The case involved a flat in Chelsea recently sold for some £3 million. The contractor’s claim was for about £104,000. The parties were invited to agree that their case should be transferred to the county court but they said they would prefer to stay in the TCC. They said that the ability to secure a reasonably early trial date was important to them (they hoped it would be December 2012) and they wanted the case to be resolved “efficiently”, as (presumably) they thought the TCC would.

However, the court disagreed and transferred the case to the Central London County Court. In doing so, it drew attention to the TCC’s present constitution of four High Court judges (with a new appointment anticipated later this year). The court said that since 2004, its workload had increased by 75%. The court acknowledged that while deputy High Court judges and recorders could take up some of this extra volume, this hadn’t been possible due to “the current financial climate”.

The court therefore concluded that some financial limit should be set and that there should be a general rule that claims for less than £250,000 should be commenced in county courts or High Court centres outside London with TCC designated judges. In London, that means the Central London County Court.

There’s an exception to every rule

But that is not quite the whole story. There are no less than nine exceptions to this rule and even where those do not apply, there is a general discretion for the TCC to keep a case if there is “any other good reason”.

The exceptions include:

  • All adjudication cases (where consistency of case law is important)
  • International cases of any value.
  • Cases involving new or difficult points of law.
  • Public procurement cases.
  • Claims for injunctions and Part 8 declarations.

Going forward, it seems the typical case that should be started in (or transferred to) the Central London County Court is a low value claim where, say, a final account is in issue (just like in West Country Renovations).

So far, this decision only applies to TCC cases in the High Court in London. Parties are still free to start lower value cases in TCC centres outside London. It is also useful to note that in two areas (adjudication and public procurement) the need to develop a consistent body of case law has been included to justify an exception to the general rule.

Rationalising court business

It could be said that this decision demonstrates a rationalisation of the TCC’s business. Now that the move to a fully High Court judge bench is nearly complete, the cases that they will consider will be selectively chosen. It seems that the run-of-the-mill case now belongs in the Central London County Court.

It remains to be seen whether there may be some margin of appreciation as regards the criteria the TCC will use in this, in particular as to the choice of cases involving new or difficult points of law. The law must progress by decided cases and there have been some recent cases where the sum involved was relatively small, but the principles of law were significant.

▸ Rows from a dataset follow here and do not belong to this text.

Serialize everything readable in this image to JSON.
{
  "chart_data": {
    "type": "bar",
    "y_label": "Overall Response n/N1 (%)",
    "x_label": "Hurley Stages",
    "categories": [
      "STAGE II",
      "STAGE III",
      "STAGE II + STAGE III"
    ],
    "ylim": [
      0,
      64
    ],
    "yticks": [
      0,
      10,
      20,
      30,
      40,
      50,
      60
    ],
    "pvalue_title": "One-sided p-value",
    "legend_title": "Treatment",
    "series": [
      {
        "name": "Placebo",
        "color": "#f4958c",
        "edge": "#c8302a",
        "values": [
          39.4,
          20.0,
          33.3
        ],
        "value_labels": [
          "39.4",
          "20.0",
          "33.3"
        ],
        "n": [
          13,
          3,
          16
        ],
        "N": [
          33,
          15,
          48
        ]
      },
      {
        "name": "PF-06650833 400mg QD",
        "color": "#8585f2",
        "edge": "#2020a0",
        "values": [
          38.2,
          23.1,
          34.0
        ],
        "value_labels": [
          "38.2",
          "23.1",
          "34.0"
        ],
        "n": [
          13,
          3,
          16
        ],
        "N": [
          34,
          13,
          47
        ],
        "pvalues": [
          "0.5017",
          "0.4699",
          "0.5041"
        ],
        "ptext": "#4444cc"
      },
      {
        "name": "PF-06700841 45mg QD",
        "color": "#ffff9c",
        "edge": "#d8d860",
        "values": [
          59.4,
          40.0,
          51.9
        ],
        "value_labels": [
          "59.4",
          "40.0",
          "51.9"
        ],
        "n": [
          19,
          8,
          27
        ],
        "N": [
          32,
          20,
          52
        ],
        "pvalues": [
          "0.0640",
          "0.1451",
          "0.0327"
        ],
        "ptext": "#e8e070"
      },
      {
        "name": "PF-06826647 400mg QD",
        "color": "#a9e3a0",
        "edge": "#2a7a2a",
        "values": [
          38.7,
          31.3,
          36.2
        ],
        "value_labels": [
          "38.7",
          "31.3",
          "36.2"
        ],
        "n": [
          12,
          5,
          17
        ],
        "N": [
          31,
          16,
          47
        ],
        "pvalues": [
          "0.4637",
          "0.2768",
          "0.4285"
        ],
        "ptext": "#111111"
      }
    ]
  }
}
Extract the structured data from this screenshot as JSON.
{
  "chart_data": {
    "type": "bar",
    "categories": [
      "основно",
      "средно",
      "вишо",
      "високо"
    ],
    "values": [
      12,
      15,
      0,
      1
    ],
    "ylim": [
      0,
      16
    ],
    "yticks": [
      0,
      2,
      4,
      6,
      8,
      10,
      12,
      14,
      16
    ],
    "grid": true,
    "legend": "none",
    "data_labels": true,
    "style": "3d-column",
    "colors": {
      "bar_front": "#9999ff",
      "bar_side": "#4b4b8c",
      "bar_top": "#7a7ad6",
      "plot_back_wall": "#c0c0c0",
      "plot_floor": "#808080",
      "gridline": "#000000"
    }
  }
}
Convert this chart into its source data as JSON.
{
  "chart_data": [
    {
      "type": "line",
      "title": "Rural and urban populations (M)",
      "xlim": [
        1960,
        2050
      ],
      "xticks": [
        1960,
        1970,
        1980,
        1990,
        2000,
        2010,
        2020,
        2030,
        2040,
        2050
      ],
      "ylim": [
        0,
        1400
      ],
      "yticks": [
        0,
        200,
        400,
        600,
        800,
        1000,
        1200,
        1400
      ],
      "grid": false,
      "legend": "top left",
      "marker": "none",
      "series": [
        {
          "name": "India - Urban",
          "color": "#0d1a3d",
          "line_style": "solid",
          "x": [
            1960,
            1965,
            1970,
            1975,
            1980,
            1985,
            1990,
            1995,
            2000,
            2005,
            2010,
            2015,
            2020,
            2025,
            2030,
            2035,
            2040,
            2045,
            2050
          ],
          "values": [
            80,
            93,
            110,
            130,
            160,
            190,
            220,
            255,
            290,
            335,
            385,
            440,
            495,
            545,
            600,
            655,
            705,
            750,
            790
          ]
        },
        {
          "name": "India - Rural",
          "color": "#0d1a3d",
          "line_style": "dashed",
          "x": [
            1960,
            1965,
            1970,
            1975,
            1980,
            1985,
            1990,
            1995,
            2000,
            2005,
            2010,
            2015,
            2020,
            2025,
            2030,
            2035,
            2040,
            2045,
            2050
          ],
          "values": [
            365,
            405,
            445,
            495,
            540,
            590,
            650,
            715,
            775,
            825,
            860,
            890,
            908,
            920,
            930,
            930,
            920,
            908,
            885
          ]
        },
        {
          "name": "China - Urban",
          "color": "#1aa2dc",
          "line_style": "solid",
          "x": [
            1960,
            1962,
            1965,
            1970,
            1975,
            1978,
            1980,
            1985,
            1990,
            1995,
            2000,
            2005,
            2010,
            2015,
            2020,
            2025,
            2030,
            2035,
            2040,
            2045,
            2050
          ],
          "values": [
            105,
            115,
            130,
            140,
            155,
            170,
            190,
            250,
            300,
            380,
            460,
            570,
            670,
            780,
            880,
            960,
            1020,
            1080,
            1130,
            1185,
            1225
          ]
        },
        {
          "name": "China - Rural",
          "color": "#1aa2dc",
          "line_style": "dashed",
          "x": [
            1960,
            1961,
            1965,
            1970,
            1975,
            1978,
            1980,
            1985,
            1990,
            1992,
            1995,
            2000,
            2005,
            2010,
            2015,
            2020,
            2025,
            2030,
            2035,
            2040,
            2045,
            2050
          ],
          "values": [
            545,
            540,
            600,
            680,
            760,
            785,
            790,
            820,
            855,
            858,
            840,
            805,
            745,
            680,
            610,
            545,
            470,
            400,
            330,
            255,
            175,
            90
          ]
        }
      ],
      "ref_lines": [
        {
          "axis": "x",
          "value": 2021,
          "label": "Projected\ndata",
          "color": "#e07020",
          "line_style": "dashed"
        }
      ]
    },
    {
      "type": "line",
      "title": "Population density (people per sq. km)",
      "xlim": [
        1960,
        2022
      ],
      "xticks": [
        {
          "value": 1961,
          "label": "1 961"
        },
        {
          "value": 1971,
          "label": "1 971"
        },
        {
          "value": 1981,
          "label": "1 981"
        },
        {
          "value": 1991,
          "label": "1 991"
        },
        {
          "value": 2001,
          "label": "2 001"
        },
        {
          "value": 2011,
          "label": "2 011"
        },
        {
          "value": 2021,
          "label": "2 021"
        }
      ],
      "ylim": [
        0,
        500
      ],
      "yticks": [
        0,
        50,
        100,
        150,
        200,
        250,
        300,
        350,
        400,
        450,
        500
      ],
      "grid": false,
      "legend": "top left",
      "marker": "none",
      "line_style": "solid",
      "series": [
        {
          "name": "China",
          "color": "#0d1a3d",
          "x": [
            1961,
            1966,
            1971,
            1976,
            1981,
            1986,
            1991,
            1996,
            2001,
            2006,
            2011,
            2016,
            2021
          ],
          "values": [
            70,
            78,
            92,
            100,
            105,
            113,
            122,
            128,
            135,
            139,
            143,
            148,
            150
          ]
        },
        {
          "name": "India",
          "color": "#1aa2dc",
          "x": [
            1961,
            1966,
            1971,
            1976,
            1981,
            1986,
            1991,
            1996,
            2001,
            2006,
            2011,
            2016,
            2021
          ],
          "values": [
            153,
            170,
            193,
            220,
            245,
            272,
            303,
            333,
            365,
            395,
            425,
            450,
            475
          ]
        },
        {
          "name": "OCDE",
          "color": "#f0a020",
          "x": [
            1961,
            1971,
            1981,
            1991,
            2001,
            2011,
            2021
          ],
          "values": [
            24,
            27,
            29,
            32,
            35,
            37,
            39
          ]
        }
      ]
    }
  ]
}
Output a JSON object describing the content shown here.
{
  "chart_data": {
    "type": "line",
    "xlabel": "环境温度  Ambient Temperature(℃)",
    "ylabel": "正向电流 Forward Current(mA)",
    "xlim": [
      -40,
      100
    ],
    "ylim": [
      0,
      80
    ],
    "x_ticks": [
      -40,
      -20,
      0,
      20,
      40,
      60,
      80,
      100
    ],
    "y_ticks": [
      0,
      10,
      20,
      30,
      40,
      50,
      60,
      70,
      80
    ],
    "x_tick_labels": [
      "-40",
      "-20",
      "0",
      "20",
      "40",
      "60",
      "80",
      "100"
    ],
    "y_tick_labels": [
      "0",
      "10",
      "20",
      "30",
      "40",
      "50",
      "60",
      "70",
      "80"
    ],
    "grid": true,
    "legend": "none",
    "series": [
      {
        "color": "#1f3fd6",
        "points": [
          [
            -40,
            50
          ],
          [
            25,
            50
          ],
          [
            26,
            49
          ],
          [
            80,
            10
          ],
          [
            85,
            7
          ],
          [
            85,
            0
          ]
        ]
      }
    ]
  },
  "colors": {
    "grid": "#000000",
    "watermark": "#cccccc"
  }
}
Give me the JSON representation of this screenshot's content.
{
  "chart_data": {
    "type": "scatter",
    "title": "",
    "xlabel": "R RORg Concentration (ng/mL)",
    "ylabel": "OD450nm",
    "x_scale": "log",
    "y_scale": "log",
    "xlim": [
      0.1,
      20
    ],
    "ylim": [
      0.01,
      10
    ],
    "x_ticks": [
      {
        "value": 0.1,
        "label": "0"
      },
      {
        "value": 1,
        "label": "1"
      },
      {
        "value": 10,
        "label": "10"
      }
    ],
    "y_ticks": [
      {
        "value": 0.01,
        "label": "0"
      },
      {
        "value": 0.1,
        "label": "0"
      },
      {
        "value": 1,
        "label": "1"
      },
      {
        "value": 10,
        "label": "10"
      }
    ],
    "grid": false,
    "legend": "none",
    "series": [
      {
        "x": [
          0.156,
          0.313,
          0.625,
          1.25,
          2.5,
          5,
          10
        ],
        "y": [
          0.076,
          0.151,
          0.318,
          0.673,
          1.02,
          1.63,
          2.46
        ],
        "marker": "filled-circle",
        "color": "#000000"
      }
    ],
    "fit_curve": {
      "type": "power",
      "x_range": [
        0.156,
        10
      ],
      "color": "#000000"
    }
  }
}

It is to be hoped that such cases would not be seen as run-of-the-mill and would be exempt from the general rule.

An example of a case that might now be sent to the county court is Berent v Family Mosaic and others where the amount claimed was low. However, the principles of law needed detailed consideration. I query whether it would pass the new test.

What would parties lose if their case is heard in the county court?

In answer to this question, a number of issues spring to mind:

  • A decision on a point of law will probably not be reported.
  • The parties will no longer be the beneficiaries of the TCC’s efficient listing system.
  • The parties will lose the opportunity of having their claim determined by a High Court judge or, in some cases, a deputy High Court judge.
  • Their route of appeal will (in some cases) be to the TCC, not the Court of Appeal.
  • There will inevitably be some uncertainty on cases on the borderline of the criteria.
  • There are some types of cases (such as pollution cases) which are surprising by their omission from the exceptions.

It is also unclear whether there was consultation as to the capacity of the Central London County Court to take on the TCC’s surplus case-load when the present compulsory jurisdiction for county court cases is £25,000 and consultation is in progress on raising this to £100,000.

No doubt we will see in the coming months whether this results in a streamlined service from the TCC and also how lower value cases fare in the county court. The option of commencing proceedings in lower value cases in TCC centres outside London remains available and may become more attractive to the parties in light of this.